El Festival de Cannes ha sido inaugurado en tono de comedia con The Dead Don’t Die, de Jim Jarmusch, la esperada historia de zombis que escribió para sus actores preferidos, una metáfora pesimista del país al que solo faltaba el repaso que le está aplicando Trump. Plagada de guiños al género, rompiendo la ilusión cuando irrumpe la metaficción sobre el propio filme, y además insertando diálogos autorreferenciales sobre los actores que interpretan a los personajes (Driver/Kylo Ren, Swinton/Escocia), la aportación de Jarmusch es inherente a su particular estilo y sofisticada reflexión. La cara de póker de Bill Murray y la impasibilidad de Adam Driver confieren a la película un tono tan cool e impregna el terror de tal forma que la sensación transmitida es de un equilibrio milagroso, alejado de la parodia al uso.
The Dead Dont’t Die no es una película sangrienta, los zombis estallan en una negra polvareda, porque la clave no puede perderse en los clichés. En el cementerio hallamos la lápida de un tal Samuel Fuller, un ejemplar inspirador de Moby Dick es salvado del vertedero, nos sorprende que la camarera del diner conozca a Zelda Fitzgerald, solo para darnos cuenta enseguida de su confusión sin sentido entre el escritor, Gatsby y Robert Redford… Jarmusch siembra su filme de acotaciones para describir una sociedad marcada por sus obsesiones, que la voz de un narrador define lapidariamente.

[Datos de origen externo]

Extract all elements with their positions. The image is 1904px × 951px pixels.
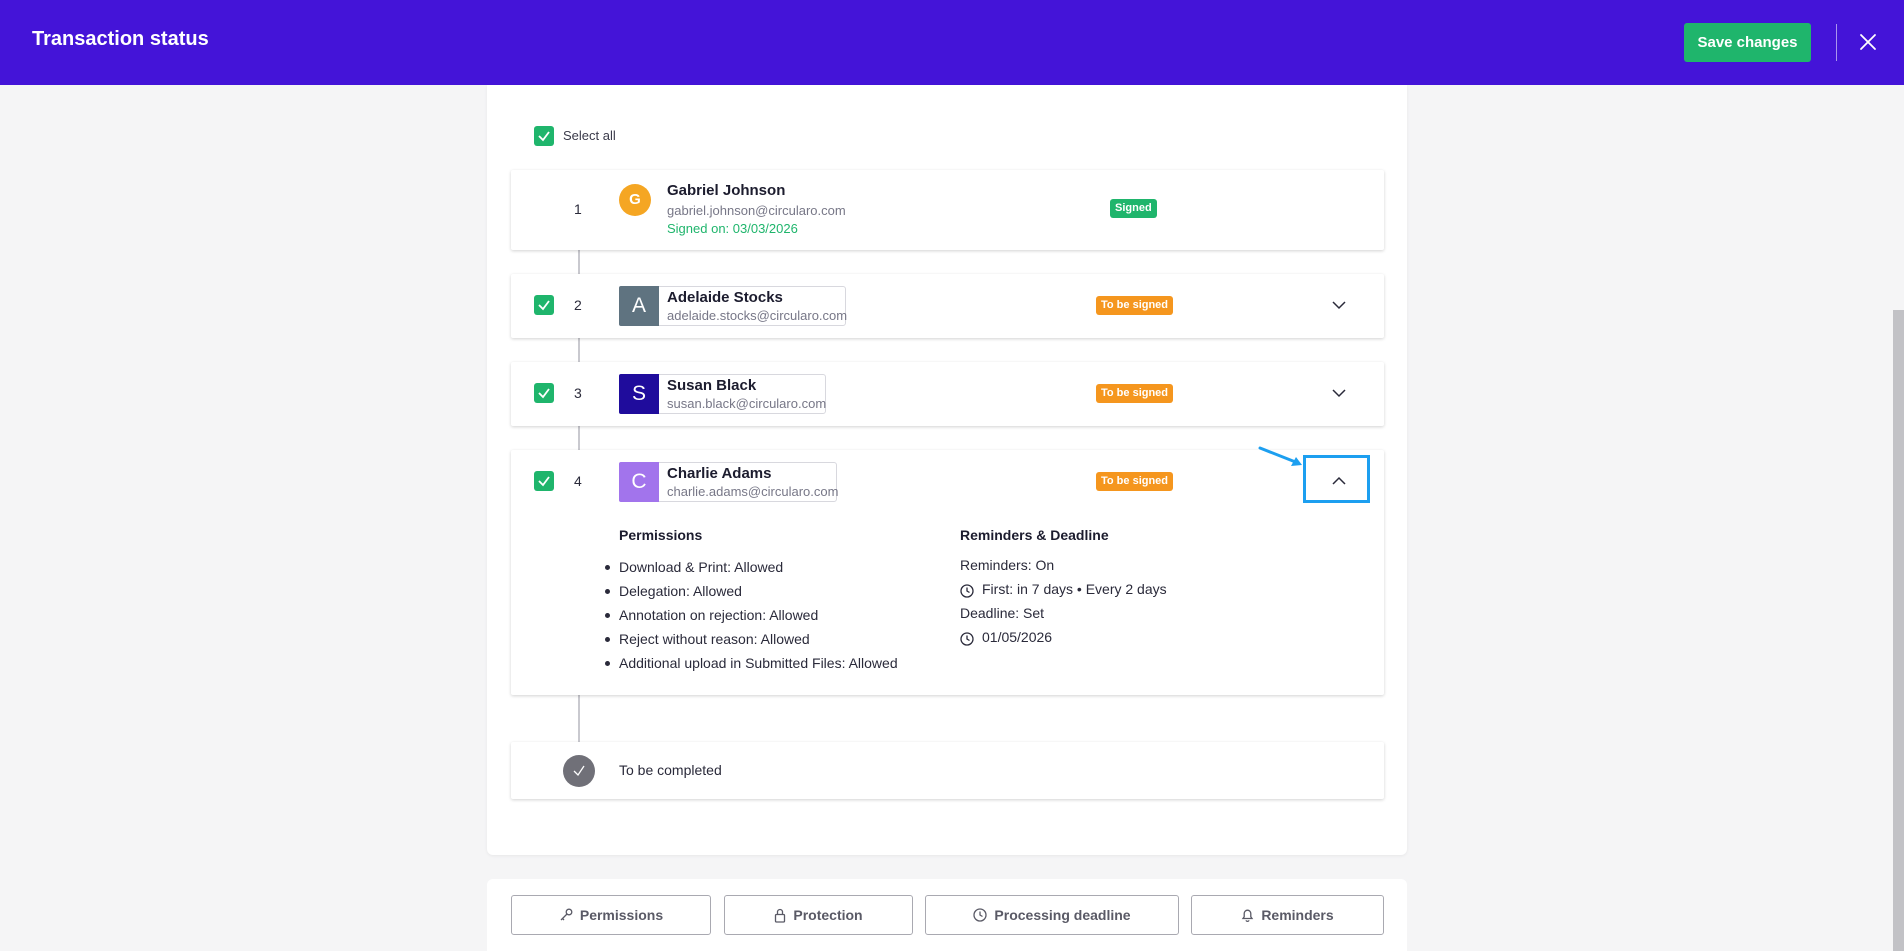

Como ha declarado Jarmusch en rueda de prensa, ha tenido muy presente a Georges A. Romero, incluso a Sam Raimi: Me van más los vampiros que los zombis, no soy un experto en terror, pero Romero es muy importante por haber transformado la idea de los zombies que antes se veían como monstruos. Por primera vez, no los vemos venir de fuera sino de dentro, como víctimas que se transforman en monstruos.
El mundo es perfecto, aprecia los detalles es la cita iluminadora de un repartidor de W-UPS y es la propia voz del director que apela a nuestra conciencia, a la necesidad de despertar para dejar de ser zombies tan obsesionados por el café o el wifi como por el canibalismo. Jarmusch reconoce no haber sido consciente del nivel de oscuridad de su propia película, poblada por no muertos poseídos por los prejuicios, en una América que los ensalza y convierte a los vivos en zombies.
El director pretende despertar nuestra conciencia en un mundo donde la oscuridad debe convivir con el humor, convencido del poder regenerador de los adolescentes, que no son retratados en el filme como insconcientes gamberros que merecen morir como menú de los muertos vivientes. Y esa preocupación por el presente significa sobre todo conciencia ecológica, para no ver desaparecer más especies. La cuestión medioambiental no es un tema político —afirma Jarmusch— la política son hoy las empresas y está en manos de los jóvenes presionar, boicotear, tomar pequeñas decisiones que protejan el planeta. Los jóvenes tienen mucho que decir y a cambio les tratamos francamente mal.
La lucidez y la perspectiva omnisciente las aporta el ermitaño habitante del bosque (Tom Waits) que, al margen de las preocupaciones microscópicas de sus paisanos, es capaz de captar el cuadro general con la claridad de la distancia, siempre a salvo en un hábitat natural, viviendo como un animal, rapiñando como un zorro y alimentando su espíritu con los desechos de una sociedad empobrecida culturalmente.